Daron si piazzò di fronte alla porta e prese a battere con forza i pugni sulla superficie, per poi gridare: «Ehi, piccioncini, possiamo entrare o state facendo qualcosa di scabroso?».

«Oddio, Daron, non gridare!» lo apostrofai.

Bryah scoppiò a ridere e lo spinse via. «Sei sempre il solito indelicato, eh?»

«Daron, sappi che stai rischiando di morire giovane...» sentii gridare da Shavo; poco dopo la porta si aprì e il bassista si materializzò sulla soglia.

Sembrava stare molto meglio rispetto a qualche ora prima, ero contento che si fosse ripreso in fretta.

Leah apparve dietro di lui, dopo essere uscita dal bagno, e sgusciò in corridoio, guardandosi attorno. Dopo aver individuato Daron, partì immediatamente al suo inseguimento, gridando: «Vieni qui, screanzato!».

Lui si mise immediatamente a correre e i due presero a correre lungo tutto il corridoio, avanti e indietro, facendo un baccano assurdo e lanciandosi contro scarpe e indumenti per dare più enfasi alla loro scherzosa lite.

«Ti ammazzo! Come ti permetti di insinuare certe cose, eh? Sei geloso?» lo canzonò Leah, sfilandosi uno dei suoi sandali, per poi scagliarlo contro il chitarrista.

Daron lo schivò per un pelo e scoppiò a ridere, poi si strappò via la t-shirt, la appallottolò e rispose all'attacco di lei, colpendola in pieno viso. «Io? Geloso? Continua a sognare, mostriciattolo!»

Leah imprecò e riprese a inseguirlo, finché non riuscì a bloccarlo contro la porta della sua stanza. Lo tempestò di pugni alla cieca, per poi tirargli con forza i capelli; infine gli mollò uno schiaffo e indietreggiò soddisfatta. «Così impari, pezzente» concluse.

«Non rispondo ai tuoi attacchi solo perché sei una donna e io sono un gentiluomo dai sani principi!» ribatté Daron, massaggiandosi la guancia.

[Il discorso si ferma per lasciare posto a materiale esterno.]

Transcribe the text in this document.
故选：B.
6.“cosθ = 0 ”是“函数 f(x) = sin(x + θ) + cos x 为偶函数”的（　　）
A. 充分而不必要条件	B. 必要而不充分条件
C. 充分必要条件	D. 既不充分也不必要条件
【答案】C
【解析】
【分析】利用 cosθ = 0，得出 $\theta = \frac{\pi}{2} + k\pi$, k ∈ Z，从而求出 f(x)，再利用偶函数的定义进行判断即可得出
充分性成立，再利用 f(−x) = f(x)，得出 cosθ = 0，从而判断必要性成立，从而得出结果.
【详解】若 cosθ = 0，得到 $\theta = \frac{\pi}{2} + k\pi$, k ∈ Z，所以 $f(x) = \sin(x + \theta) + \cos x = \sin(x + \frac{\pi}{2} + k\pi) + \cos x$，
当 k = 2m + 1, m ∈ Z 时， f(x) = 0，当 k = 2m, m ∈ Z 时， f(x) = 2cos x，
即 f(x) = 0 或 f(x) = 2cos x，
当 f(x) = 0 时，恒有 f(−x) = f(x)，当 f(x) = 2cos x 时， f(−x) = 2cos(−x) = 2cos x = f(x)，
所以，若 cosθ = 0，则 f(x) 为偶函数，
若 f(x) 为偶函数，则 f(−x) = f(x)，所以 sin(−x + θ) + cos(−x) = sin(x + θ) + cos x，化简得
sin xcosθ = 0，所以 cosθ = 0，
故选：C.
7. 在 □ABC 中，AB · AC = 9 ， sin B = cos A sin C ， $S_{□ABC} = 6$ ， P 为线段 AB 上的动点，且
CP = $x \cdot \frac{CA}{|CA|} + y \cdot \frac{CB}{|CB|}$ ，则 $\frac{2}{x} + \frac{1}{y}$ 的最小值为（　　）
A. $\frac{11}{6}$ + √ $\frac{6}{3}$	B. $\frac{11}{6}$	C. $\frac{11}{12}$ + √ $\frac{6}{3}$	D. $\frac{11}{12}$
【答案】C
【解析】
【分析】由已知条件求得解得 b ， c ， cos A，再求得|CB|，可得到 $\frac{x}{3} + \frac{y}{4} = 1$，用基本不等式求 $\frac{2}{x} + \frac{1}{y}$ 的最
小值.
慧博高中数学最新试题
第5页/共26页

«Ti sta bene» disse Shavo.

Leah lo raggiunse e i due si scambiarono un cinque in segno di vittoria, per poi scoppiare a ridere.

«E comunque la tua maglietta puzza!» gridò Leah in direzione del chitarrista.

«Bugiarda!»

«Dai ragazzi, che facciamo stasera?» intervenni, cercando di capire quale sarebbe stato il nostro futuro.

«Prima recuperiamo il cellulare per Daron, poi vediamo. Preparatevi, così poi passiamo a casa mia e anche io posso cambiarmi» suggerì Bryah. «Spero solo non ci sia Benton...» aggiunse.

Il mio cuore perse un battito e improvvisamente la realtà mi piombò nuovamente addosso, schiacciandomi con il suo insopportabile peso.